Did the Madchester movement really start in Cornwall?

In the early 1980s, Manchester was a city in crisis, when the factories had ground to a halt, and jobs dissipated into the air, leaving its community of honest, hardworking people on their knees, and it looked like nothing was going to lift them up from that state, not for a long time.

Thus, they were forced to soldier on through an industrial wasteland, but then came a new musical chapter, Madchester, which changed everything. The spiky air of punk that had preceded the decade in this great musical city began to soften, and in its place came an innovative era of genre fusion, blending the indie and rock sensibilities of yesteryear with the vibrant new sounds of acid house.

Of course, it all centred around the Haçienda nightclub, the musical mecca nestled away in the city’s urban ruins, relatively unassuming on the outside but bursting with life on the inside, burgeoning this new psychedelic ‘baggy’ sound, pioneered by Happy Mondays and The Stone Roses.

“Suddenly, so many more people were interested in house music, and they all crowded into the Hacienda,” Joy Division and New Order member Peter Hook recalled of the time, “And all of a sudden, it was steamy. And it was dark. And everyone was off their nut; it was the perfect place for acid house.”

The Stone Roses’ ‘Fools Gold’ captured this sweaty, dense atmosphere of the Haçienda and kick-started the commercialism of the Madchester movement, but while its endless groove and hypnotic guitar licks feel as though they’ve been lifted straight off the Haçienda dancefloor, the reality of its recording couldn’t be further removed if it tried. The Stone Roses camped out in Cornwall’s most remote recording studio, Sawmills, to complete the track and, in doing so, began a longstanding relationship between Manchester’s bands and the sleepy south west county in the process. 

On the banks of the River Fowey in Cornwall, this residential studio is wildly removed from any urban nightlife, and requires the bands in question to follow a strict time schedule based on the tidal movements, meaning that the sort of times these musicians would be rolling in from the Haçienda, is the time they would get up to make a start on their music.

“If they tell you to be there at four o’clock to get the gear in and you turn up at five and the tide’s gone, you have to wait 12 hours before your next chance,” ‘Fools Gold’ producer John Leckie explained, “Everything fits on the little boat, and off you go. Then, once you’re there, you can’t get out unless the tide’s in or you want to take a half-hour walk through the woods. It’s a fantastic place.”

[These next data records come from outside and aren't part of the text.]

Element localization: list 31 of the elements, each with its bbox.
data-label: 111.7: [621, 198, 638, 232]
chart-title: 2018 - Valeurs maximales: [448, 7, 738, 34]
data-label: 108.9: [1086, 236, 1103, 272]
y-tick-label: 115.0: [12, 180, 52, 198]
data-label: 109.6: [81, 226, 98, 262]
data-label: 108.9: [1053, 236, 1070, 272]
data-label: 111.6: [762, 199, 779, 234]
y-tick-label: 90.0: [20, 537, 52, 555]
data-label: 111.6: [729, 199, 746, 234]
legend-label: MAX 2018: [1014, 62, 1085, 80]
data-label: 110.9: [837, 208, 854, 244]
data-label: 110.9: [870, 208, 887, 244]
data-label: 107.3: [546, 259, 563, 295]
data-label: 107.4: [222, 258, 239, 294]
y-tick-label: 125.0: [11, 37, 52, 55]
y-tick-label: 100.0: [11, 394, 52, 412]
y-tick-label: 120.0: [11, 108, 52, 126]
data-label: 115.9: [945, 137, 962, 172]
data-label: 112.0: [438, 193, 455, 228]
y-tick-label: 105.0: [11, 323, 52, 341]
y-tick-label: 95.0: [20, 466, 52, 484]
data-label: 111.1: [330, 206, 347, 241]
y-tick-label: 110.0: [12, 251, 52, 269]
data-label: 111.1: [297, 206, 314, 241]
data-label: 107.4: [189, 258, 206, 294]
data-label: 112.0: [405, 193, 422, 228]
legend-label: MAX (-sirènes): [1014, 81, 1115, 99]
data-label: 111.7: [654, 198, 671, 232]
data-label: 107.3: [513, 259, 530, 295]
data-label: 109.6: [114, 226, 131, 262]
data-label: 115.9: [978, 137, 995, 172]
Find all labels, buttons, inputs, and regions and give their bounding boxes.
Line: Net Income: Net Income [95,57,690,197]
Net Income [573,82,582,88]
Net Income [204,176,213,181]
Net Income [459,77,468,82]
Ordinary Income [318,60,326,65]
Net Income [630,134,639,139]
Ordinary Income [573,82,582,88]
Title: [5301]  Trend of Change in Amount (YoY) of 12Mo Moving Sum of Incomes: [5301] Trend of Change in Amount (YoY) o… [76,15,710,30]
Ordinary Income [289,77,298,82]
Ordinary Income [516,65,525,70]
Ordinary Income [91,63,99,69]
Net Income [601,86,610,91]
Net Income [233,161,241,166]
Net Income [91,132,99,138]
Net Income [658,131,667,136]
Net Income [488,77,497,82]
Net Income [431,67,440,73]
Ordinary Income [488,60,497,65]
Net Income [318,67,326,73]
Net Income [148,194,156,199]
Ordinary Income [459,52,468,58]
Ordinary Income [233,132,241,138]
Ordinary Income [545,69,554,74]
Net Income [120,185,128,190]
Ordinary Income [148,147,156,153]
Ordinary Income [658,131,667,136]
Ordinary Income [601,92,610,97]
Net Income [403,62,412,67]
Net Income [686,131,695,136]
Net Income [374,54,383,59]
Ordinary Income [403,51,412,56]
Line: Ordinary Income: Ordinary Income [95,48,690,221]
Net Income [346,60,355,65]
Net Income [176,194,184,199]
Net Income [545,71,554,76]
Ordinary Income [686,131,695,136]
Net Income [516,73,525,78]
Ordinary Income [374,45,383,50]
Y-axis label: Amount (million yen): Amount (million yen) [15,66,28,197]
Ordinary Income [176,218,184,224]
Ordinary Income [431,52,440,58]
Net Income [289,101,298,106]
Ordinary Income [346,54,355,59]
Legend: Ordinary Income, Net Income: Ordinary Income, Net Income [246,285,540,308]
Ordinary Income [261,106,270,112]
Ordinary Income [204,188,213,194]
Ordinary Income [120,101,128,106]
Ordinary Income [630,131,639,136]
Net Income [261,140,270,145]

Maybe the hypnosis of remote country travel was akin to the transcendence of Manchester’s nightlife, because whatever happened that day in Sawmills clearly worked for The Stone Roses, as they laid down one of the most iconic tracks in history, sparking the Madchester movement in the process.

In the decade that followed, a catalogue of Manchester bands followed suit and began reading the tide times in conjunction with their lyrics, with both The Verve and Oasis descending on Sawmills to lay down parts for their albums A Storm In Heaven and Definitely Maybe, respectively, defining the north west’s influence on British music, in the process.